38.3 Typical workflow

Drift has two levels of output verbosity, let us refer to them as verbose and not verbose. When in non-verbose mode, drift will only generate output when directly told to do so through the Driver_driftUnk API call. This call tells drift to generate a checksum for each unk variable over all blocks in the domain and then log those checksums that have changed since the last call to Driver_driftUnk. Verbose mode also generates this information and additionally includes the per-block checksums for every call to Grid_releaseBlkPtr. Verbose mode can generate a lot of log data and so should only be activated when the simulation nears the point at which divergence originates. This is the reason for the drift_verbose_inst runtime parameter.

Drift internally maintains an "instance" counter that is incremented with every intercepted call to Grid_releaseBlkPtr. This is drift's way of enumerating the program states. When comparing two drift logs, if the first checksum discrepancy occurs at instance number 1349 (arbitrary), then it is clear that somewhere between the 1348'th and 1349'th call to Grid_releaseBlkPtr a divergent event occurred.

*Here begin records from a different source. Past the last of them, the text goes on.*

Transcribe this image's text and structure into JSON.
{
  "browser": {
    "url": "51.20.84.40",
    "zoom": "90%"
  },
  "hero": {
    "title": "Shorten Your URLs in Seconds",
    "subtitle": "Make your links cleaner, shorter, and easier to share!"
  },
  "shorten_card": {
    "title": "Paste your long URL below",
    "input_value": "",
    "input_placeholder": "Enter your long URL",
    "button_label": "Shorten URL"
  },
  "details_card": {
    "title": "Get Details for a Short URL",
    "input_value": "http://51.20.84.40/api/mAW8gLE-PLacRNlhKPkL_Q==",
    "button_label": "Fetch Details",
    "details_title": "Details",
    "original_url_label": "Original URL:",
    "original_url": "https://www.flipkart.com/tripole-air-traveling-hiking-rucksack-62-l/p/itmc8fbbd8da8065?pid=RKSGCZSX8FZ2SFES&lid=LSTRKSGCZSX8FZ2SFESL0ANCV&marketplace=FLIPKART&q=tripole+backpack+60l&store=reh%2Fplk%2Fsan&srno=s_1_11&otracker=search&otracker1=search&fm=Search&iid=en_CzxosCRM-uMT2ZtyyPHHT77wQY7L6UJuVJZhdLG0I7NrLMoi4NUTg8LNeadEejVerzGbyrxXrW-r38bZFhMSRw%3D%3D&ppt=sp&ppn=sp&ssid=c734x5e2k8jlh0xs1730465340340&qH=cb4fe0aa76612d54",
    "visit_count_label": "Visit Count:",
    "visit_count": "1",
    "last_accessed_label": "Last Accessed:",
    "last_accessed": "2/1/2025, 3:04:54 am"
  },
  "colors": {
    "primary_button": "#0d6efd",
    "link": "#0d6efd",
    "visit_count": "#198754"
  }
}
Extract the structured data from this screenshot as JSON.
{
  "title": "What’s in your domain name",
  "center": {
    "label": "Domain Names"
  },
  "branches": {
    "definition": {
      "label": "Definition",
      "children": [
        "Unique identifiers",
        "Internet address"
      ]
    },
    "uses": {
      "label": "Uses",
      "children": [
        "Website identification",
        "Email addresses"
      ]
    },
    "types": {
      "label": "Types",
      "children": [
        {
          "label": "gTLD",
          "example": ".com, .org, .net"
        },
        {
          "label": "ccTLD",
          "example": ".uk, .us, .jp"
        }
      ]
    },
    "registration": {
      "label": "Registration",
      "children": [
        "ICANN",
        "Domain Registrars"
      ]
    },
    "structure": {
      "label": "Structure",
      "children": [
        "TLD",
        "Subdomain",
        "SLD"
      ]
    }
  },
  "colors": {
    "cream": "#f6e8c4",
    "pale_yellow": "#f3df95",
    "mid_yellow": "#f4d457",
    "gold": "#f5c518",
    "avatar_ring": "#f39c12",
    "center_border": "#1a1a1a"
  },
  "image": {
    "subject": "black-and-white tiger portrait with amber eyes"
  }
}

The suggested workflow once drift is enabled is to first run both simulations with verbose mode off (dirft_verbse_inst=0). The main Driver_evolveFlash implementations have calls to Driver_driftUnk between all calls to FLASH unit advancement routines. So the default behavior of drift will generate multiple unk-wide checksums for each variable per timestep. These two drift logs should be compared to find the first entry with a mismatched checksum. Each entry generated by Driver_driftUnk will contain an instance range like in the following:

 

step=1
from=Driver_evolveFlash.F90:276
unks inst=1234 to 2345
 dens 9CF3C169A5BB129C
 eint 9573173C3B51CD12
 ener 028A5D0DED1BC399
 ...

The line "unks inst=1349 to 2345" informs us these checksums were generated sometime after the 2345'th call to Grid_releaseBlkPtr. Assume this entry is the first such entry to not match checksums with its counterpart. Then we know that somewhere between instance 1234 and 2345 divergence began. So we set drift_verbose_inst = 1234 in the runtime parameters file of each simulation and then run them both again. Now drift will run up to instance 1234 as before, only printing at calls to Driver_driftUnk, but starting with instance 1234 each call to Grid_releaseBlkPtr will induce a per block checksum to be logged as well. Now these two drift files can be compared to find the first difference, and hopefully get you on your way to hunting down the cause of the bug.